Julia Benneckenstein

Personal information
- Date of birth: 8 March 2000 (age 26)
- Place of birth: Liechtenstein
- Height: 1.75 m (5 ft 9 in)
- Position: Defender

Team information
- Current team: Jefferson Rams
- Number: 15

College career
- Years: Team / Apps / (Gls)
- 2022–2023: Itawamba Indians
- 2024–: Jefferson Rams / 23 / (0)

Senior career*
- Years: Team / Apps / (Gls)
- FC Wil

International career
- 2021–: Liechtenstein / 25 / (0)

= Julia Benneckenstein =

Liechtenstein footballer (born 2000)

Julia Benneckenstein (born 8 March 2000) is a Liechtenstein professional footballer who plays as a defender for Jefferson Rams.

==Early life==
Benneckenstein was born on 8 March 2000 in Liechtenstein. The daughter of Wolfgang and Carmen, she is the younger sister of Constantin.

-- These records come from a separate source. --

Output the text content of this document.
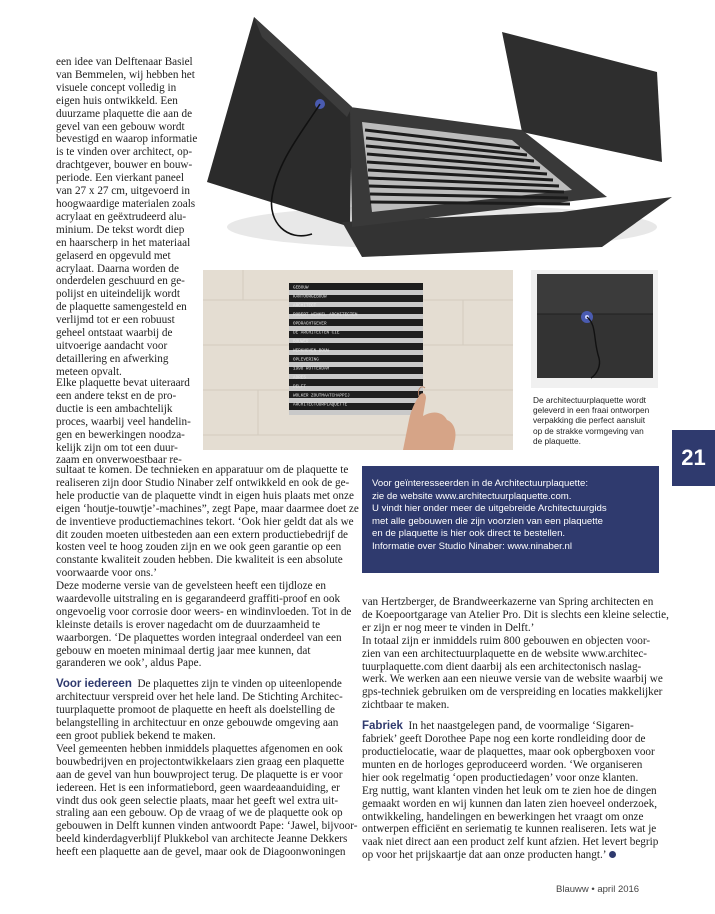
een idee van Delftenaar Basiel

van Bemmelen, wij hebben het

visuele concept volledig in

eigen huis ontwikkeld. Een

duurzame plaquette die aan de

gevel van een gebouw wordt

bevestigd en waarop informatie

is te vinden over architect, op-

drachtgever, bouwer en bouw-

periode. Een vierkant paneel

van 27 x 27 cm, uitgevoerd in

hoogwaardige materialen zoals

acrylaat en geëxtrudeerd alu-

minium. De tekst wordt diep

en haarscherp in het materiaal

gelaserd en opgevuld met

acrylaat. Daarna worden de

onderdelen geschuurd en ge-

polijst en uiteindelijk wordt

de plaquette samengesteld en

verlijmd tot er een robuust

geheel ontstaat waarbij de

uitvoerige aandacht voor

detaillering en afwerking

meteen opvalt.

Elke plaquette bevat uiteraard

een andere tekst en de pro-

ductie is een ambachtelijk

proces, waarbij veel handelin-

gen en bewerkingen noodza-

kelijk zijn om tot een duur-

zaam en onverwoestbaar re-

GEBOUW
KANTOORGEBOUW
ARCHITECT
ROBERT WINKEL ARCHITECTEN
OPDRACHTGEVER
DE ARCHITECTEN CIE
BOUWER
WERKHOVEN BOUW
OPLEVERING
1998 ROTTERDAM
ADRES
DELFT
WOLKER ZOUTMAATCHAPPIJ
ARCHITECTUURPLAQUETTE

De architectuurplaquette wordt

geleverd in een fraai ontworpen

verpakking die perfect aansluit

op de strakke vormgeving van

de plaquette.

21

sultaat te komen. De technieken en apparatuur om de plaquette te

realiseren zijn door Studio Ninaber zelf ontwikkeld en ook de ge-

hele productie van de plaquette vindt in eigen huis plaats met onze

eigen ‘houtje-touwtje’-machines”, zegt Pape, maar daarmee doet ze

de inventieve productiemachines tekort. ‘Ook hier geldt dat als we

dit zouden moeten uitbesteden aan een extern productiebedrijf de

kosten veel te hoog zouden zijn en we ook geen garantie op een

constante kwaliteit zouden hebben. Die kwaliteit is een absolute

voorwaarde voor ons.’

Voor geïnteresseerden in de Architectuurplaquette:

zie de website www.architectuurplaquette.com.

U vindt hier onder meer de uitgebreide Architectuurgids

met alle gebouwen die zijn voorzien van een plaquette

en de plaquette is hier ook direct te bestellen.

Informatie over Studio Ninaber: www.ninaber.nl

Deze moderne versie van de gevelsteen heeft een tijdloze en

waardevolle uitstraling en is gegarandeerd graffiti-proof en ook

ongevoelig voor corrosie door weers- en windinvloeden. Tot in de

kleinste details is erover nagedacht om de duurzaamheid te

waarborgen. ‘De plaquettes worden integraal onderdeel van een

gebouw en moeten minimaal dertig jaar mee kunnen, dat

garanderen we ook’, aldus Pape.

Voor iedereen De plaquettes zijn te vinden op uiteenlopende

architectuur verspreid over het hele land. De Stichting Architec-

tuurplaquette promoot de plaquette en heeft als doelstelling de

belangstelling in architectuur en onze gebouwde omgeving aan

een groot publiek bekend te maken.

Veel gemeenten hebben inmiddels plaquettes afgenomen en ook

bouwbedrijven en projectontwikkelaars zien graag een plaquette

aan de gevel van hun bouwproject terug. De plaquette is er voor

iedereen. Het is een informatiebord, geen waardeaanduiding, er

vindt dus ook geen selectie plaats, maar het geeft wel extra uit-

straling aan een gebouw. Op de vraag of we de plaquette ook op

gebouwen in Delft kunnen vinden antwoordt Pape: ‘Jawel, bijvoor-

beeld kinderdagverblijf Plukkebol van architecte Jeanne Dekkers

heeft een plaquette aan de gevel, maar ook de Diagoonwoningen

van Hertzberger, de Brandweerkazerne van Spring architecten en

de Koepoortgarage van Atelier Pro. Dit is slechts een kleine selectie,

er zijn er nog meer te vinden in Delft.’

In totaal zijn er inmiddels ruim 800 gebouwen en objecten voor-

zien van een architectuurplaquette en de website www.architec-

tuurplaquette.com dient daarbij als een architectonisch naslag-

werk. We werken aan een nieuwe versie van de website waarbij we

gps-techniek gebruiken om de verspreiding en locaties makkelijker

zichtbaar te maken.

Fabriek In het naastgelegen pand, de voormalige ‘Sigaren-

fabriek’ geeft Dorothee Pape nog een korte rondleiding door de

productielocatie, waar de plaquettes, maar ook opbergboxen voor

munten en de horloges geproduceerd worden. ‘We organiseren

hier ook regelmatig ‘open productiedagen’ voor onze klanten.

Erg nuttig, want klanten vinden het leuk om te zien hoe de dingen

gemaakt worden en wij kunnen dan laten zien hoeveel onderzoek,

ontwikkeling, handelingen en bewerkingen het vraagt om onze

ontwerpen efficiënt en seriematig te kunnen realiseren. Iets wat je

vaak niet direct aan een product zelf kunt afzien. Het levert begrip

op voor het prijskaartje dat aan onze producten hangt.’

Blauww • april 2016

Growing up, she attended Itawamba Community College in the United States. Following her stint there, she attended Thomas Jefferson University in the United States.

==Club career==
Benneckenstein played for Swiss side FC Wil, helping the club achieve promotion from the third tier to the second tier.

==International career==
Benneckenstein is a Liechtenstein international. During February, April, May, and June 2025, she played for the Liechtenstein women's national football team for the 2025 UEFA Women's Nations League C.